Source: BY KELSEY TAMBORRINO, Politico • Posted: Thursday, May 14, 2020

States like New Jersey, Maryland and Illinois that are considering pulling out of the PJM capacity market are risking increasing power prices for their consumers, according to a trio of reports prepared by the independent market monitor for the 13-state electricity market. As Pro’s Gavin Bade reports , those states may exit the long-term capacity market after FERC approved rule changes in December that limit the participation of subsidized nuclear and renewable energy resources, and they are instead considering using an existing provision in PJM rules that allows them to determine their own power needs outside of the capacity market.
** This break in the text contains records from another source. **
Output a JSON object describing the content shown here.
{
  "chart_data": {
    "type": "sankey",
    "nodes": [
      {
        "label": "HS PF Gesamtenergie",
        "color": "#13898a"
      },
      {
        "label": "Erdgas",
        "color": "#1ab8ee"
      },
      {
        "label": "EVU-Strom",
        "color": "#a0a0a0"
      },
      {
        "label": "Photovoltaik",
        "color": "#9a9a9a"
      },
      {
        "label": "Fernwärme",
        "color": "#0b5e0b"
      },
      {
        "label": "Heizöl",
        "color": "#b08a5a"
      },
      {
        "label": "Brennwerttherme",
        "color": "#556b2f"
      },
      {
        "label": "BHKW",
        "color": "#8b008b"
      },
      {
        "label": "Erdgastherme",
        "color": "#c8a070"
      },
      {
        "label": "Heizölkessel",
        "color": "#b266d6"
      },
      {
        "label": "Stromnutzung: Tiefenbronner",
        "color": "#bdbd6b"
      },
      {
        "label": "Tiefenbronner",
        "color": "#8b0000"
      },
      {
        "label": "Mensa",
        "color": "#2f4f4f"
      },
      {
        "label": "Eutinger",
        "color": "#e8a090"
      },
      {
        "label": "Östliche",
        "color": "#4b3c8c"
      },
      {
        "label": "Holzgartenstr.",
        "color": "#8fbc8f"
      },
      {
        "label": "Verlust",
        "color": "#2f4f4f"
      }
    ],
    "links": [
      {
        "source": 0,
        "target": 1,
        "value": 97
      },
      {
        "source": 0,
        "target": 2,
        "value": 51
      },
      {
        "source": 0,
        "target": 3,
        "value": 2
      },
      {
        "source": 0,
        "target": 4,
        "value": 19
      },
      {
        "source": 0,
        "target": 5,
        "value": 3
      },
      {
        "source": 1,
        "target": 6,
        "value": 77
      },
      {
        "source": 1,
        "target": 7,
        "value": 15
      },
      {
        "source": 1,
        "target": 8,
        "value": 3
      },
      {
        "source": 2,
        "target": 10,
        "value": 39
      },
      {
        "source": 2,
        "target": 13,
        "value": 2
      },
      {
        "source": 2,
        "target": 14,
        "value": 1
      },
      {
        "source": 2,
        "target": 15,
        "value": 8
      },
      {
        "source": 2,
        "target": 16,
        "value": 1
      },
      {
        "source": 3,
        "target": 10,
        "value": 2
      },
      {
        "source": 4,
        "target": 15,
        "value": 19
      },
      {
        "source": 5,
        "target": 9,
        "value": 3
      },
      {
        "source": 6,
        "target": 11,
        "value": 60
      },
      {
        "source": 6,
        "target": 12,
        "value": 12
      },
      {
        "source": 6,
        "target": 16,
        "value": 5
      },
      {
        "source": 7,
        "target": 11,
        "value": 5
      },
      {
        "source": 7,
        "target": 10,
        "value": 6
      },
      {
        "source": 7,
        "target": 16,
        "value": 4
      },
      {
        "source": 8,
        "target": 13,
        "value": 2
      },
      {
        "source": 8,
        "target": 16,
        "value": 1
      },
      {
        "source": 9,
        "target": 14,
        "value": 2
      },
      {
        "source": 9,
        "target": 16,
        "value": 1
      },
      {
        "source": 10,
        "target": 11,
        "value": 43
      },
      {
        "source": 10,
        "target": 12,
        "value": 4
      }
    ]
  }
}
But Joseph Bowring, head of Monitoring Analytics , PJM’s independent market monitor, says such actions may raise electricity prices for consumers in those states. “[Fixed resource requirements] are not a panacea and would create a nonmarket process, with influence from generators with market power, with no clear rules, to set prices,” said Bowring, who supported FERC’s changes to the market. “There is a significant chance that FRRs will result in cost increases to FRR customers.” According to a new report from Bowring’s firm , removing all of New Jersey from the capacity market could raise power prices in the state by as much as $386.4 million, or nearly 30 percent.